It’s been a long road from page to silver screen for Ender’s Game. In 1985, Orson Scott Card’s futuristic novel won the coveted Hugo and Nebula award – along with legions of fans – but for the past decade the film adaptation has been languishing in developmental hell. Directed by Gavin Hood and complete with a star-studded cast, the popular book has finally been brought to life. But whilst the classic literature is hailed as an inspiring and poignant coming-of-age story, the film doesn’t quite prove itself worthy of similar praise.
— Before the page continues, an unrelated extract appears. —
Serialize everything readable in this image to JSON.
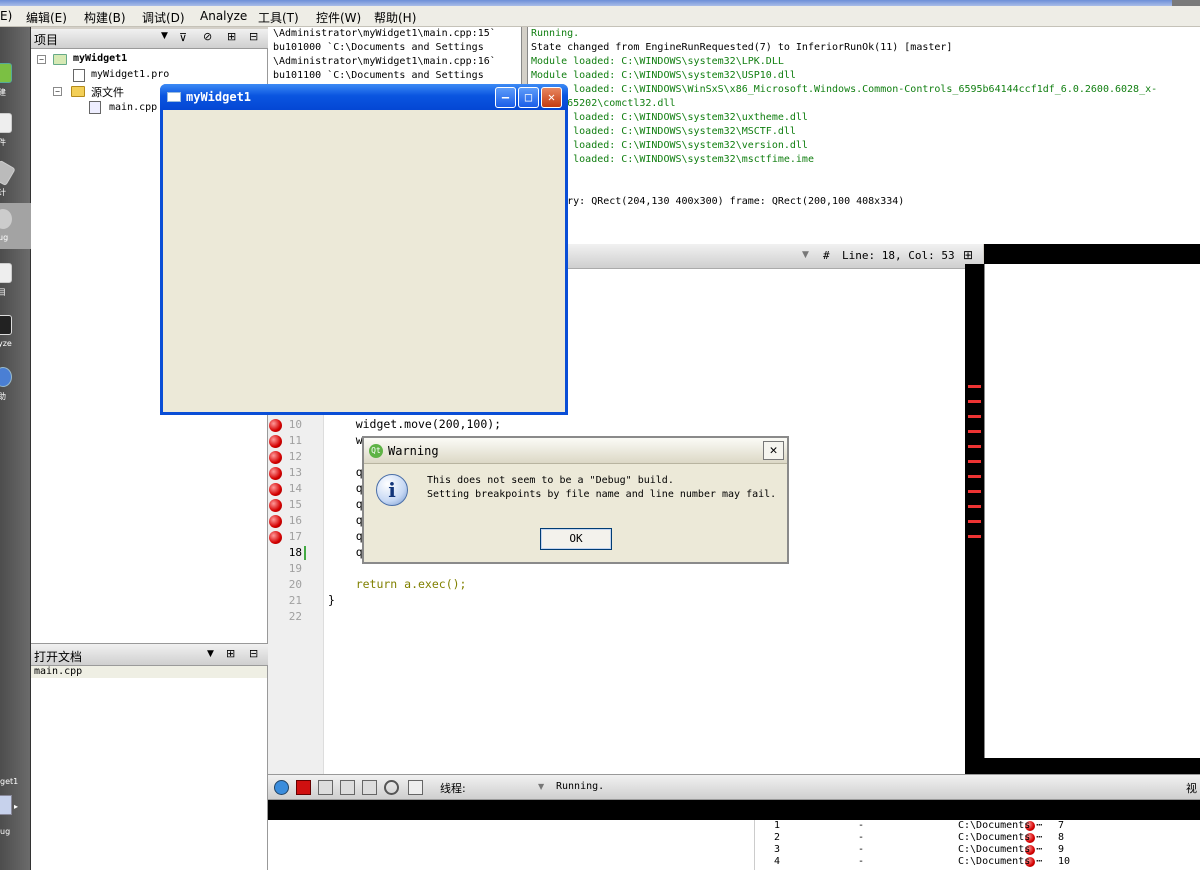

In the wake of a devastating planetary attack by an insect-like race called Formics, Earth’s most promising youngsters are being recruited and trained to protect the world from future attacks. One such remarkably gifted youth is Ender Wiggins (Asa Butterfield); Fast-tracked through battle school after gaining the attention of gruff Colonel Graff (Harrison Ford), Ender must master laser tag and other strategy-driven games if he is to earn the respect of his peers and become the military leader Graff desperately wants him to be. As is necessary with book to film adaptations there are a number of departures from Card’s prose, the biggest of which is that Hood’s screenplay condenses the six-year timeline into one, using dull narration to bring uninitiated audiences up to speed.
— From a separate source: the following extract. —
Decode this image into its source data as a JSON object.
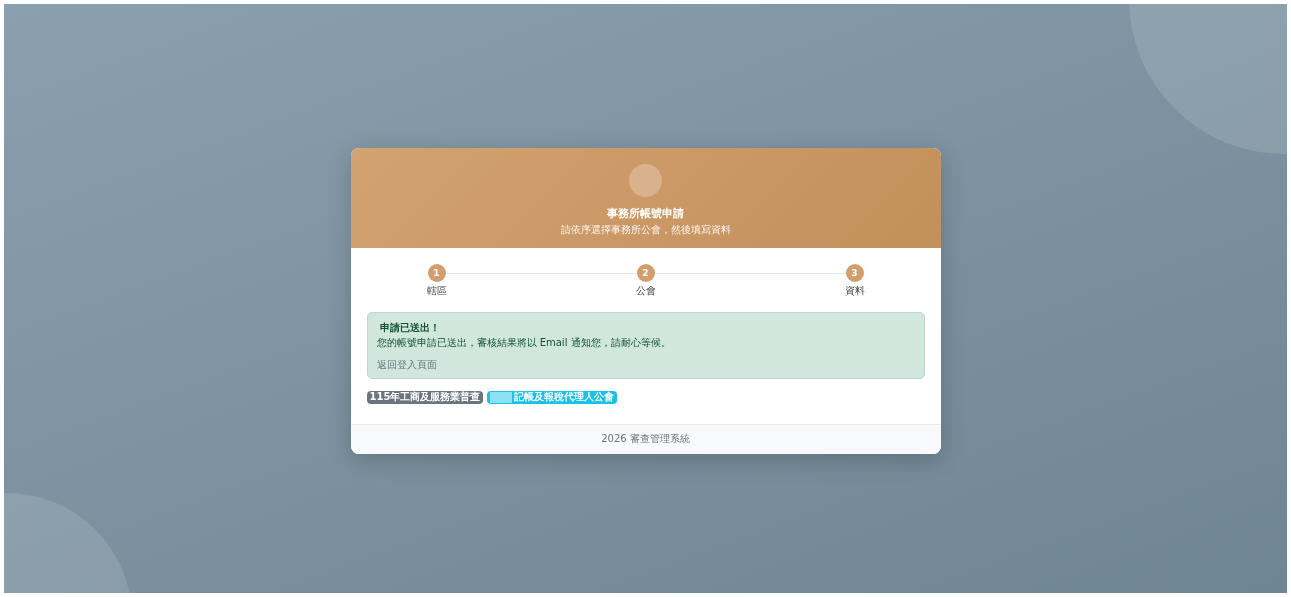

Whilst there are a number of interesting ideas at play in Ender’s Game, none of these issues feel like they have been sufficiently delved into by the time the credits roll, with the result being that the film is not nearly as profound as it thinks it is. The special effects are of course the film’s biggest selling point, and the visuals are spectacular. However, Hood’s decision to play everything straight robs these impressive looking sequences of the fun they could have been. That might not have been a problem if the director had substituted fun for tension, but the various mock-battles the youngsters partake in are lacking in both.
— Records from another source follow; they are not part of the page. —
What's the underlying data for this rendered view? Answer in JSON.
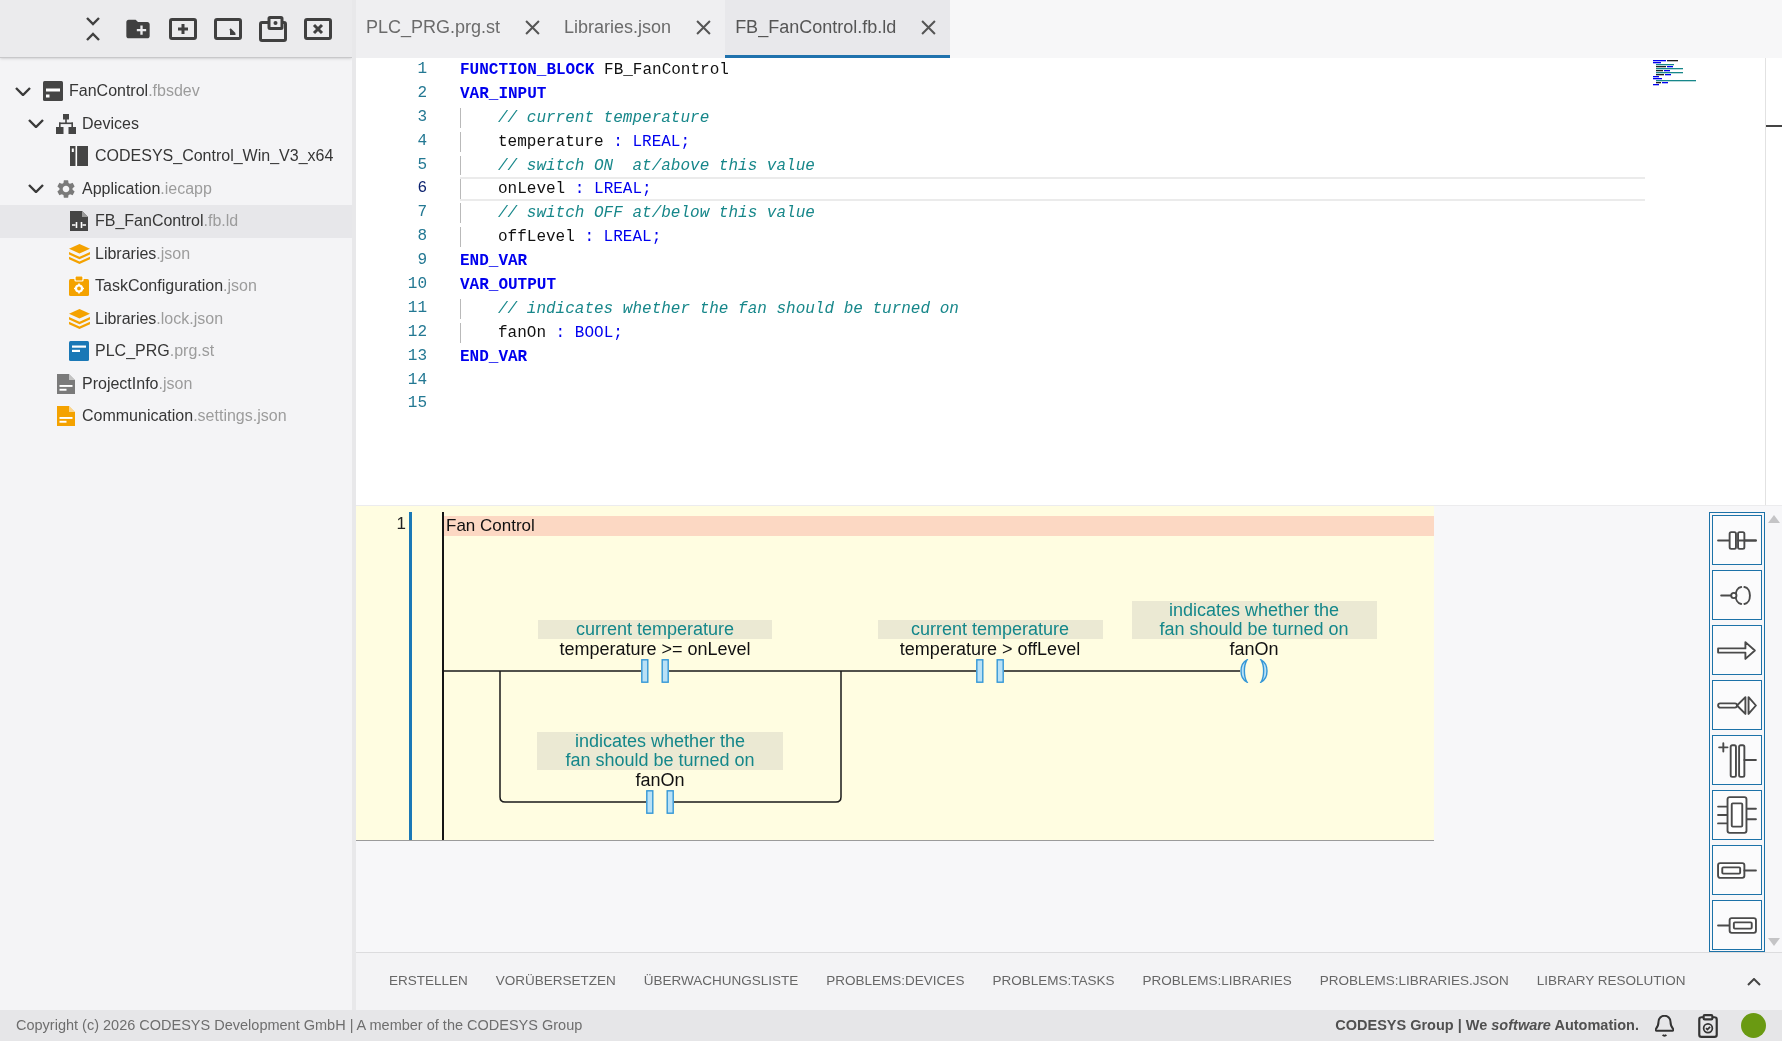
{
  "sidebar": {
    "tree": [
      {
        "name": "FanControl",
        "extension": ".fbsdev",
        "kind": "project",
        "expanded": true,
        "selected": false,
        "children": [
          {
            "name": "Devices",
            "kind": "devices",
            "expanded": true,
            "selected": false,
            "children": [
              {
                "name": "CODESYS_Control_Win_V3_x64",
                "kind": "device",
                "selected": false
              }
            ]
          },
          {
            "name": "Application",
            "extension": ".iecapp",
            "kind": "application",
            "expanded": true,
            "selected": false,
            "children": [
              {
                "name": "FB_FanControl",
                "extension": ".fb.ld",
                "kind": "ladder",
                "selected": true
              },
              {
                "name": "Libraries",
                "extension": ".json",
                "kind": "library",
                "selected": false
              },
              {
                "name": "TaskConfiguration",
                "extension": ".json",
                "kind": "task",
                "selected": false
              },
              {
                "name": "Libraries",
                "extension": ".lock.json",
                "kind": "library",
                "selected": false
              },
              {
                "name": "PLC_PRG",
                "extension": ".prg.st",
                "kind": "structured-text",
                "selected": false
              }
            ]
          },
          {
            "name": "ProjectInfo",
            "extension": ".json",
            "kind": "info",
            "selected": false
          },
          {
            "name": "Communication",
            "extension": ".settings.json",
            "kind": "settings",
            "selected": false
          }
        ]
      }
    ]
  },
  "editor": {
    "tabs": [
      {
        "label": "PLC_PRG.prg.st",
        "selected": false
      },
      {
        "label": "Libraries.json",
        "selected": false
      },
      {
        "label": "FB_FanControl.fb.ld",
        "selected": true
      }
    ],
    "code_lines": [
      {
        "number": "1",
        "current": false,
        "tokens": [
          {
            "kind": "keyword",
            "text": "FUNCTION_BLOCK"
          },
          {
            "kind": "plain",
            "text": " FB_FanControl"
          }
        ]
      },
      {
        "number": "2",
        "current": false,
        "tokens": [
          {
            "kind": "keyword",
            "text": "VAR_INPUT"
          }
        ],
        "children": [
          {
            "number": "3",
            "current": false,
            "tokens": [
              {
                "kind": "comment",
                "text": "// current temperature"
              }
            ]
          },
          {
            "number": "4",
            "current": false,
            "tokens": [
              {
                "kind": "plain",
                "text": "temperature"
              },
              {
                "kind": "type",
                "text": " : LREAL;"
              }
            ]
          },
          {
            "number": "5",
            "current": false,
            "tokens": [
              {
                "kind": "comment",
                "text": "// switch ON  at/above this value"
              }
            ]
          },
          {
            "number": "6",
            "current": true,
            "tokens": [
              {
                "kind": "plain",
                "text": "onLevel"
              },
              {
                "kind": "type",
                "text": " : LREAL;"
              }
            ]
          },
          {
            "number": "7",
            "current": false,
            "tokens": [
              {
                "kind": "comment",
                "text": "// switch OFF at/below this value"
              }
            ]
          },
          {
            "number": "8",
            "current": false,
            "tokens": [
              {
                "kind": "plain",
                "text": "offLevel"
              },
              {
                "kind": "type",
                "text": " : LREAL;"
              }
            ]
          }
        ]
      },
      {
        "number": "9",
        "current": false,
        "tokens": [
          {
            "kind": "keyword",
            "text": "END_VAR"
          }
        ]
      },
      {
        "number": "10",
        "current": false,
        "tokens": [
          {
            "kind": "keyword",
            "text": "VAR_OUTPUT"
          }
        ],
        "children": [
          {
            "number": "11",
            "current": false,
            "tokens": [
              {
                "kind": "comment",
                "text": "// indicates whether the fan should be turned on"
              }
            ]
          },
          {
            "number": "12",
            "current": false,
            "tokens": [
              {
                "kind": "plain",
                "text": "fanOn"
              },
              {
                "kind": "type",
                "text": " : BOOL;"
              }
            ]
          }
        ]
      },
      {
        "number": "13",
        "current": false,
        "tokens": [
          {
            "kind": "keyword",
            "text": "END_VAR"
          }
        ]
      },
      {
        "number": "14",
        "current": false
      },
      {
        "number": "15",
        "current": false
      }
    ]
  },
  "ladder": {
    "networks": [
      {
        "number": "1",
        "title": "Fan Control",
        "elements": [
          {
            "kind": "contact",
            "comment": "current temperature",
            "variable": "temperature >= onLevel"
          },
          {
            "kind": "contact",
            "comment": "indicates whether the fan should be turned on",
            "variable": "fanOn"
          },
          {
            "kind": "contact",
            "comment": "current temperature",
            "variable": "temperature > offLevel"
          },
          {
            "kind": "coil",
            "comment": "indicates whether the fan should be turned on",
            "variable": "fanOn"
          }
        ]
      }
    ]
  },
  "bottom_panel": {
    "tabs": [
      "ERSTELLEN",
      "VORÜBERSETZEN",
      "ÜBERWACHUNGSLISTE",
      "PROBLEMS:DEVICES",
      "PROBLEMS:TASKS",
      "PROBLEMS:LIBRARIES",
      "PROBLEMS:LIBRARIES.JSON",
      "LIBRARY RESOLUTION"
    ]
  },
  "status_bar": {
    "copyright": "Copyright (c) 2026 CODESYS Development GmbH | A member of the CODESYS Group",
    "tagline": "CODESYS Group | We *software* Automation."
  }
}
The cast comprise of a decent mix of youth and experience, but the only actor whose abilities feel like they are being maximised is Butterfield. The Hugo star acquits himself well, showcasing some notable dramatic chops in the film’s final act and generally doing a solid job of portraying what might be going on in the mind of a child being prepared for war. Elsewhere the veterans of the piece are all solid in their roles, but both Ben Kingsley and Viola Davis are underused. Given her role as an emotional advisor for the children, it’s a particular shame that Davis wasn’t given more screen time, as this is an interesting viewpoint the film could have sorely used more of.
Despite the solid performances – and an admittedly intriguing final 10 minutes – Ender’s Game is an underwhelming sci-fi that makes poor use of its thought-provoking material.